2. Anders était avant tout un fin observateur. « Mes
réflexions partent toujours de phénomènes très
concrets de notre vie actuelle » (AM, 414). Pas un détail
qui n’aurait pu, selon lui, être relié à
une interprétation substantielle. Ainsi, il n’est pas
rare qu’il relève des événements quotidiens
en les théorisant à peine : « Dans la pièce
d’à côté, le laveur de carreaux nettoie
mes fenêtres. Que lui importent mes fenêtres ? Et les
fenêtres des autres, qu’il va nettoyer demain et après-demain
tout en se réjouissant de ne pas être au chômage
? Qu’importent mes draps à la blanchisseuse ? Et ceux
de ses clients des jours à venir ? Quand je pense que la
plupart des gens ne souhaitent même pas, n’ont pas le
droit de souhaiter, ne doivent absolument pas ou ne peuvent pas
souhaiter faire un autre type de travail ! Et qu’en plus,
ils sont tous contents d’avoir ces emplois qui sont pour eux
synonymes de non-chômage ! Et même que beaucoup d’entre
eux mettent toute leur fierté à effectuer ce travail
qui ne les concerne en rien, cette “perte de temps”,
aussi “fidèlement” et “joyeusement”
que possible, comme si c’était tout de même “leur”
travail » (K, 92).
Si ce n’est pas leur tâche au sens le plus propre,
c’est du moins « leur » emploi. Les travailleurs
doivent s’identifier à cet emploi car ils y sont existentiellement
renvoyés. En tant que travailleurs, ils sont tenus à
l’indifférence : « Le produit de notre travail
ne nous concerne pas » (AM, 364). Ils n’ont pas à
se prononcer sur ce sujet, ce n’est pas à cette fin
qu’on leur a acheté leur force de travail. L’essentiel,
c’est qu’ils nettoient bien les vitres ou les vêtements
ou fabriquent consciencieusement des missiles mortels de moyenne
portée. En tant que simples travailleurs, ils n’ont
pas à décider de tout cela. Ce qu’ils font est
leur gagne-pain et pour manger, tous les moyens sont bons.
Dans la « liste noire » de concepts et de mots-clés
(« valeurs », « être », « sens
», « aura », « vrai », « l’authen-tique
»…) qui figure dans Ketzereien, on trouve également
le « droit à l’emploi » [das « Recht
auf Arbeitsplatz »]. Anders note : « Si moi, qui suis
à raison décrié comme un extrémiste
de gauche, je doute du bien-fondé de cette expression à
laquelle on recourt si facilement, on n’osera pas me traiter
d’“ennemi de classe réactionnaire”. Mais,
en tant que philosophe, je me demande tout de même : sur quoi
se fonde en fait cette exigence, ce “droit” ? De quelle
nature est ce prétendu droit ? » (K, 134).

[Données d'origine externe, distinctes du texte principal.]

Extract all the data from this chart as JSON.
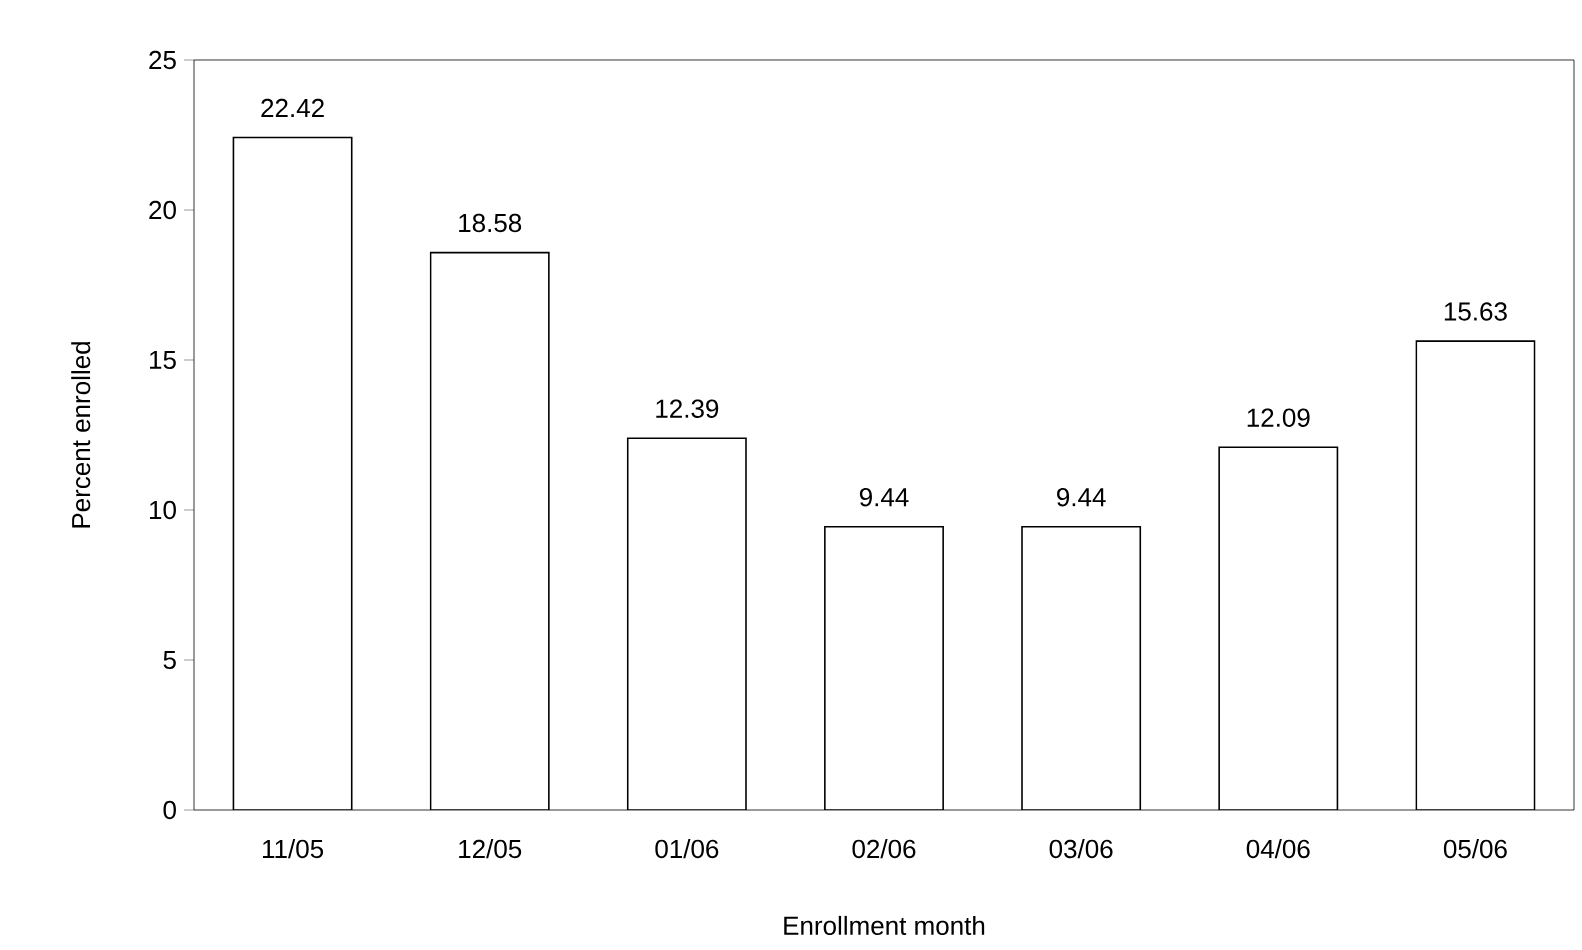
{
  "chart_data": {
    "type": "bar",
    "xlabel": "Enrollment month",
    "ylabel": "Percent enrolled",
    "categories": [
      "11/05",
      "12/05",
      "01/06",
      "02/06",
      "03/06",
      "04/06",
      "05/06"
    ],
    "values": [
      22.42,
      18.58,
      12.39,
      9.44,
      9.44,
      12.09,
      15.63
    ],
    "color": "#ffffff",
    "ylim": [
      0,
      25
    ],
    "yticks": [
      0,
      5,
      10,
      15,
      20,
      25
    ],
    "data_labels": true,
    "grid": false
  }
}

Ce «
droit » se révèle rapidement être un devoir.
Aujourd’hui encore, beaucoup de socialistes ne veulent pas
se mettre dans la tête que le socialisme est autre chose qu’une
maison de redressement par le travail [Arbeitshaus] où ce
dernier est donc un devoir. La gauche partage avec la droite l’apologie
du travail, elle n’est pas moins fanatique sur ce point. Seuls
quelques auteurs comme Paul Lafargue ou l’austromarxiste Max
Adler 3 ont développé une pensée critique du
travail. Sur cette question, la position de Marx est parfaitement
ambivalente. Les textes les plus connus figurent dans le premier
livre du Capital, où Marx présente le travail comme
« la condition naturelle éternelle de la vie des hommes 4
». Le marxisme s’inscrit, lui aussi, dans cette tradition.

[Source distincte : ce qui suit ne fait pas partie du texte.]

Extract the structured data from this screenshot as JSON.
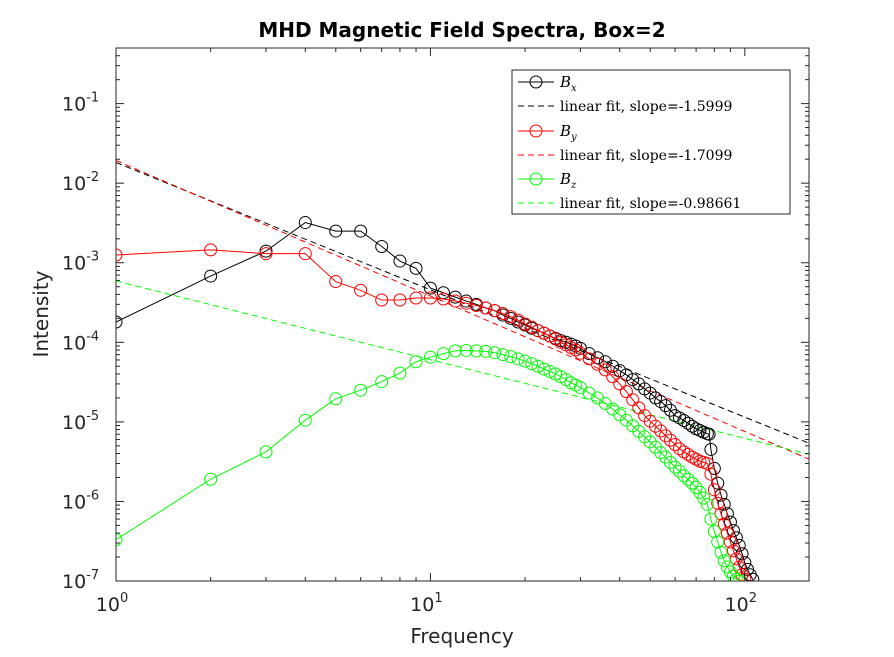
{
  "chart_data": {
    "type": "scatter",
    "title": "MHD Magnetic Field Spectra, Box=2",
    "xlabel": "Frequency",
    "ylabel": "Intensity",
    "xscale": "log",
    "yscale": "log",
    "xlim": [
      1,
      160
    ],
    "ylim": [
      1e-07,
      0.5
    ],
    "grid": false,
    "legend_position": "top-right",
    "x_ticks": [
      {
        "value": 1,
        "base": "10",
        "exp": "0"
      },
      {
        "value": 10,
        "base": "10",
        "exp": "1"
      },
      {
        "value": 100,
        "base": "10",
        "exp": "2"
      }
    ],
    "y_ticks": [
      {
        "value": 1e-07,
        "base": "10",
        "exp": "-7"
      },
      {
        "value": 1e-06,
        "base": "10",
        "exp": "-6"
      },
      {
        "value": 1e-05,
        "base": "10",
        "exp": "-5"
      },
      {
        "value": 0.0001,
        "base": "10",
        "exp": "-4"
      },
      {
        "value": 0.001,
        "base": "10",
        "exp": "-3"
      },
      {
        "value": 0.01,
        "base": "10",
        "exp": "-2"
      },
      {
        "value": 0.1,
        "base": "10",
        "exp": "-1"
      }
    ],
    "series": [
      {
        "name_base": "B",
        "name_sub": "x",
        "color": "#000000",
        "x": [
          1,
          2,
          3,
          4,
          5,
          6,
          7,
          8,
          9,
          10,
          11,
          12,
          13,
          14,
          15,
          16,
          17,
          18,
          19,
          20,
          21,
          22,
          23,
          24,
          25,
          26,
          27,
          28,
          29,
          30,
          32,
          34,
          36,
          38,
          40,
          42,
          44,
          46,
          48,
          50,
          52,
          54,
          56,
          58,
          60,
          62,
          64,
          66,
          68,
          70,
          72,
          74,
          76,
          77,
          78,
          80,
          82,
          84,
          86,
          88,
          90,
          92,
          94,
          96,
          98,
          100,
          102,
          104,
          106
        ],
        "y": [
          0.00018,
          0.00068,
          0.0014,
          0.0032,
          0.0025,
          0.0025,
          0.0016,
          0.00105,
          0.00085,
          0.00048,
          0.00042,
          0.00037,
          0.00033,
          0.0003,
          0.00027,
          0.00025,
          0.00022,
          0.0002,
          0.00018,
          0.000165,
          0.00015,
          0.00014,
          0.00013,
          0.00012,
          0.000112,
          0.000105,
          0.0001,
          9.5e-05,
          9e-05,
          8.4e-05,
          7.2e-05,
          6.4e-05,
          5.7e-05,
          5e-05,
          4.4e-05,
          3.9e-05,
          3.4e-05,
          3e-05,
          2.6e-05,
          2.3e-05,
          2e-05,
          1.8e-05,
          1.6e-05,
          1.4e-05,
          1.2e-05,
          1.12e-05,
          1.04e-05,
          9.6e-06,
          8.8e-06,
          8.2e-06,
          7.8e-06,
          7.4e-06,
          7.1e-06,
          7e-06,
          4.5e-06,
          2.6e-06,
          1.7e-06,
          1.2e-06,
          9.2e-07,
          7e-07,
          5.5e-07,
          4.3e-07,
          3.5e-07,
          2.8e-07,
          2.2e-07,
          1.7e-07,
          1.4e-07,
          1.2e-07,
          1.05e-07
        ]
      },
      {
        "name_base": "B",
        "name_sub": "y",
        "color": "#ff0000",
        "x": [
          1,
          2,
          3,
          4,
          5,
          6,
          7,
          8,
          9,
          10,
          11,
          12,
          13,
          14,
          15,
          16,
          17,
          18,
          19,
          20,
          21,
          22,
          23,
          24,
          25,
          26,
          27,
          28,
          29,
          30,
          32,
          34,
          36,
          38,
          40,
          42,
          44,
          46,
          48,
          50,
          52,
          54,
          56,
          58,
          60,
          62,
          64,
          66,
          68,
          70,
          72,
          74,
          76,
          78,
          80,
          82,
          84,
          86,
          88,
          90,
          92,
          94,
          96,
          98,
          100
        ],
        "y": [
          0.00125,
          0.00145,
          0.0013,
          0.0013,
          0.00058,
          0.00045,
          0.00034,
          0.00034,
          0.00036,
          0.00036,
          0.00035,
          0.00033,
          0.00031,
          0.00029,
          0.00027,
          0.00025,
          0.00023,
          0.00021,
          0.00019,
          0.00017,
          0.000155,
          0.00014,
          0.00013,
          0.00012,
          0.00011,
          0.0001,
          9.3e-05,
          8.6e-05,
          8e-05,
          7.3e-05,
          6.2e-05,
          5.3e-05,
          4.5e-05,
          3.7e-05,
          3e-05,
          2.4e-05,
          1.9e-05,
          1.5e-05,
          1.2e-05,
          1.02e-05,
          8.8e-06,
          7.7e-06,
          6.7e-06,
          5.9e-06,
          5.2e-06,
          4.6e-06,
          4.2e-06,
          3.9e-06,
          3.6e-06,
          3.4e-06,
          3.2e-06,
          3.1e-06,
          3e-06,
          2.2e-06,
          1.4e-06,
          9.5e-07,
          7e-07,
          5.2e-07,
          4e-07,
          3.1e-07,
          2.4e-07,
          1.9e-07,
          1.5e-07,
          1.2e-07,
          1.05e-07
        ]
      },
      {
        "name_base": "B",
        "name_sub": "z",
        "color": "#00ff00",
        "x": [
          1,
          2,
          3,
          4,
          5,
          6,
          7,
          8,
          9,
          10,
          11,
          12,
          13,
          14,
          15,
          16,
          17,
          18,
          19,
          20,
          21,
          22,
          23,
          24,
          25,
          26,
          27,
          28,
          29,
          30,
          32,
          34,
          36,
          38,
          40,
          42,
          44,
          46,
          48,
          50,
          52,
          54,
          56,
          58,
          60,
          62,
          64,
          66,
          68,
          70,
          72,
          74,
          76,
          78,
          80,
          82,
          84,
          86,
          88,
          90,
          92,
          94,
          96
        ],
        "y": [
          3.3e-07,
          1.9e-06,
          4.2e-06,
          1.05e-05,
          1.95e-05,
          2.5e-05,
          3.2e-05,
          4.1e-05,
          5.7e-05,
          6.5e-05,
          7.2e-05,
          7.8e-05,
          7.9e-05,
          7.8e-05,
          7.7e-05,
          7.4e-05,
          7e-05,
          6.6e-05,
          6.2e-05,
          5.8e-05,
          5.4e-05,
          5e-05,
          4.6e-05,
          4.3e-05,
          4e-05,
          3.7e-05,
          3.4e-05,
          3.1e-05,
          2.9e-05,
          2.7e-05,
          2.3e-05,
          2e-05,
          1.7e-05,
          1.45e-05,
          1.23e-05,
          1.05e-05,
          8.9e-06,
          7.6e-06,
          6.5e-06,
          5.6e-06,
          4.8e-06,
          4.1e-06,
          3.6e-06,
          3.1e-06,
          2.7e-06,
          2.4e-06,
          2.1e-06,
          1.9e-06,
          1.7e-06,
          1.5e-06,
          1.3e-06,
          1.1e-06,
          9.2e-07,
          6e-07,
          4.2e-07,
          3.1e-07,
          2.3e-07,
          1.8e-07,
          1.5e-07,
          1.3e-07,
          1.15e-07,
          1.05e-07,
          1e-07
        ]
      }
    ],
    "fits": [
      {
        "color": "#000000",
        "label": "linear fit, slope=-1.5999",
        "x": [
          1,
          160
        ],
        "y": [
          0.0182,
          5.4e-06
        ]
      },
      {
        "color": "#ff0000",
        "label": "linear fit, slope=-1.7099",
        "x": [
          1,
          160
        ],
        "y": [
          0.0193,
          3.4e-06
        ]
      },
      {
        "color": "#00ff00",
        "label": "linear fit, slope=-0.98661",
        "x": [
          1,
          160
        ],
        "y": [
          0.00059,
          3.9e-06
        ]
      }
    ]
  }
}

Cela dit, on trouve également dans l’œuvre de
Marx beaucoup d’éléments qui contredisent cette
vision des choses. Moishe Postone a étudié cette question
de près dans son livre Time, labor and social domination
[Temps, travail et domination sociale] 5.
Les passages cités ci-dessus montrent qu’Anders a
toujours eu tendance à tenir des propos hérétiques
sur le travail. Ce n’est pas de la défense du travail
qu’il fit sa véritable cause, mais de l’attaque
du travail. « Lorsque, en présence de G., un fou de
travail, je mentionnais en passant que le travail n’existait
que depuis relativement peu de temps, comparé à l’âge
de l’humanité, le souffle lui manqua » (K, 230).
Ce qui signifie clairement que le travail ne peut pas prétendre
déterminer l’essence humaine. On ne peut pas lui donner
la valeur d’une constante anthropologique ; on ne peut que
le réinscrire à sa place dans l’Histoire. Mais
ce n’est pas tout. Anders ne voit pas non plus d’avenir
au travail. Le tableau qu’il peint est des plus sombres :
« Le chômage qui va se développer fera passer
celui qui régnait il y a cinquante ans pour une bagatelle.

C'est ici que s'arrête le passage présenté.